As the Deep Learning + Reinforcement Learning Summer School (DLRL) kicks off its 16th annual edition, virtually, more than 300 students from across 45 countries will come together to cover the foundational knowledge and latest advancements in deep learning and reinforcement learning.

Many of the students in the program will go on to build careers in the field of machine learning and develop new products and services. Some will pioneer new breakthroughs and advances critical to our future.

Canada CIFAR AI Chair Sarath Chandar is a former student of the DLRL Summer School. Chandar is an academic core member of Mila, the Quebec Artificial Intelligence Institute, and an assistant professor at Polytechnique Montreal. He builds lifelong learning systems, which enable machines to learn beyond the initial data gathered in the algorithm they’re deployed in. His research has huge implications for any deployed machine learning systems, including digital personal-assistants, self-driving cars, and even medical applications, such as those that can detect cancer from medical imaging. 

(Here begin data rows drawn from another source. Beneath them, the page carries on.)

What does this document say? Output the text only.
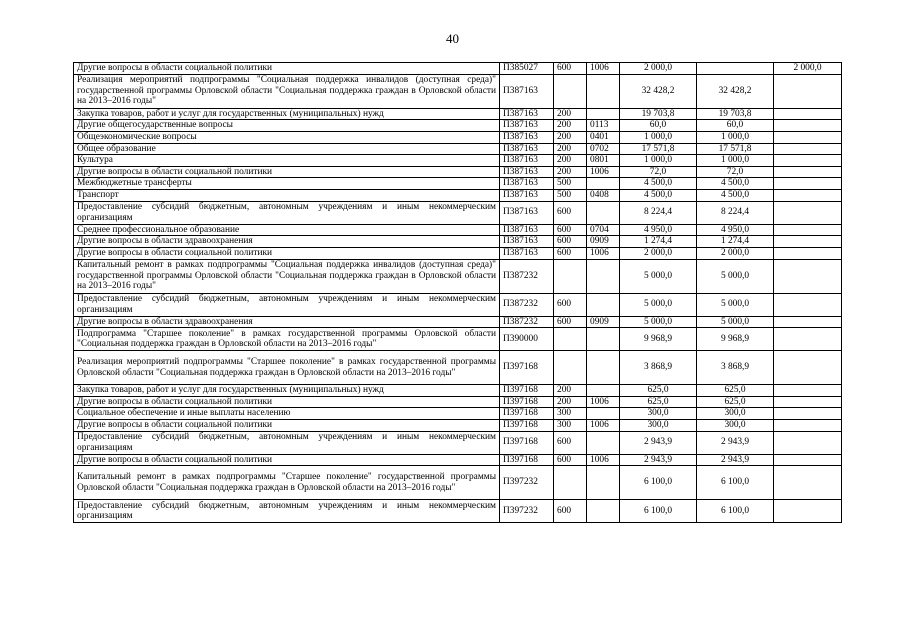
40
Другие вопросы в области социальной политики	П385027	600	1006	2 000,0		2 000,0
Реализация мероприятий подпрограммы "Социальная поддержка инвалидов (доступная среда)" государственной программы Орловской области "Социальная поддержка граждан в Орловской области на 2013–2016 годы"	П387163			32 428,2	32 428,2	
Закупка товаров, работ и услуг для государственных (муниципальных) нужд	П387163	200		19 703,8	19 703,8	
Другие общегосударственные вопросы	П387163	200	0113	60,0	60,0	
Общеэкономические вопросы	П387163	200	0401	1 000,0	1 000,0	
Общее образование	П387163	200	0702	17 571,8	17 571,8	
Культура	П387163	200	0801	1 000,0	1 000,0	
Другие вопросы в области социальной политики	П387163	200	1006	72,0	72,0	
Межбюджетные трансферты	П387163	500		4 500,0	4 500,0	
Транспорт	П387163	500	0408	4 500,0	4 500,0	
Предоставление субсидий бюджетным, автономным учреждениям и иным некоммерческим организациям	П387163	600		8 224,4	8 224,4	
Среднее профессиональное образование	П387163	600	0704	4 950,0	4 950,0	
Другие вопросы в области здравоохранения	П387163	600	0909	1 274,4	1 274,4	
Другие вопросы в области социальной политики	П387163	600	1006	2 000,0	2 000,0	
Капитальный ремонт в рамках подпрограммы "Социальная поддержка инвалидов (доступная среда)" государственной программы Орловской области "Социальная поддержка граждан в Орловской области на 2013–2016 годы"	П387232			5 000,0	5 000,0	
Предоставление субсидий бюджетным, автономным учреждениям и иным некоммерческим организациям	П387232	600		5 000,0	5 000,0	
Другие вопросы в области здравоохранения	П387232	600	0909	5 000,0	5 000,0	
Подпрограмма "Старшее поколение" в рамках государственной программы Орловской области "Социальная поддержка граждан в Орловской области на 2013–2016 годы"	П390000			9 968,9	9 968,9	
Реализация мероприятий подпрограммы "Старшее поколение" в рамках государственной программы Орловской области "Социальная поддержка граждан в Орловской области на 2013–2016 годы"	П397168			3 868,9	3 868,9	
Закупка товаров, работ и услуг для государственных (муниципальных) нужд	П397168	200		625,0	625,0	
Другие вопросы в области социальной политики	П397168	200	1006	625,0	625,0	
Социальное обеспечение и иные выплаты населению	П397168	300		300,0	300,0	
Другие вопросы в области социальной политики	П397168	300	1006	300,0	300,0	
Предоставление субсидий бюджетным, автономным учреждениям и иным некоммерческим организациям	П397168	600		2 943,9	2 943,9	
Другие вопросы в области социальной политики	П397168	600	1006	2 943,9	2 943,9	
Капитальный ремонт в рамках подпрограммы "Старшее поколение" государственной программы Орловской области "Социальная поддержка граждан в Орловской области на 2013–2016 годы"	П397232			6 100,0	6 100,0	
Предоставление субсидий бюджетным, автономным учреждениям и иным некоммерческим организациям	П397232	600		6 100,0	6 100,0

A major limitation to current generations of machine learning systems is that once they are trained and deployed in a specific setting, they aren’t able to continue learning in the way that humans do. 

“Some of these systems become outdated quickly and have to be retrained every few weeks. Every time you have to retrain a system, it uses a lot of computational resources, time and data,” explains Chandar.

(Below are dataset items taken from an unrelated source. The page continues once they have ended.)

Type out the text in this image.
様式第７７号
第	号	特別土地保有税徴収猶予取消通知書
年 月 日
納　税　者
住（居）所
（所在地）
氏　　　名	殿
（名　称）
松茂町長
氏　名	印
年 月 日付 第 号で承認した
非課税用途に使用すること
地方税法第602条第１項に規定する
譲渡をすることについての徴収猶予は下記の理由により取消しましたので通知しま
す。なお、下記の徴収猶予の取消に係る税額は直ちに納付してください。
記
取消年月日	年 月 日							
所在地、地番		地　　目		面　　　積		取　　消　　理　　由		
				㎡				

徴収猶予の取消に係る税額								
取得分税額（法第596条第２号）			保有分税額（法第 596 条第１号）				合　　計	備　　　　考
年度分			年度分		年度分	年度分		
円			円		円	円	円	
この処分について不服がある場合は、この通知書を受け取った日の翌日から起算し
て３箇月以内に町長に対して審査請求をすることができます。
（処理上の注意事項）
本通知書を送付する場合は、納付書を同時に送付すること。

Empowering systems with lifelong learning could have life-saving consequences. For example, it could help self-driving cars adapt to new scenarios and situations, for example, driving in inclement weather conditions or new routes it may not be familiar with. For medical imaging, it could be the detection of abnormalities it hasn’t yet been trained on.

“Lifelong learning is one of the ultimate promises of AI and there are several fundamental issues that need to be addressed before we build an ideal lifelong learning system.”, says Chandar. His lab works on both the fundamental research and the applications of lifelong learning in computer vision and natural language processing.

Prior to becoming a faculty chair and an acclaimed researcher in machine learning, Chandar attended two summer schools - the first in Montréal as a PhD student at Université de Montréal, where he was advised by deep learning pioneers Yoshua Bengio and Hugo Larochelle. Both Bengio and Larochelle are CIFAR Fellows of the Learning in Machines & Brains Program and Canada CIFAR AI Chairs.

In 2019, he attended the second school in Edmonton after he had just accepted his first faculty position. He says he met a lot of future colleagues and has recruited students from the school to join his research team.

“When I attended both DLRL Summer Schools, I didn’t miss a single lecture,” he says. “For me, the appeal is that you get to meet people with different experiences and see how they are applying machine learning to their research, but also you get a crash course on a topic you may know a little or a lot about. It’s important to get out of your own research area and see what advances are being made in other areas in machine learning.”

Chandar adds that for students coming from outside of Canada, it’s a chance to witness first-hand Canada’s world-class academic institutions and research labs. 

“I can’t think of another country in the world that collaborates the way Canada does,” he says. “You see students and researchers from across multiple universities collaborating on ideas. You don’t see that anywhere else.”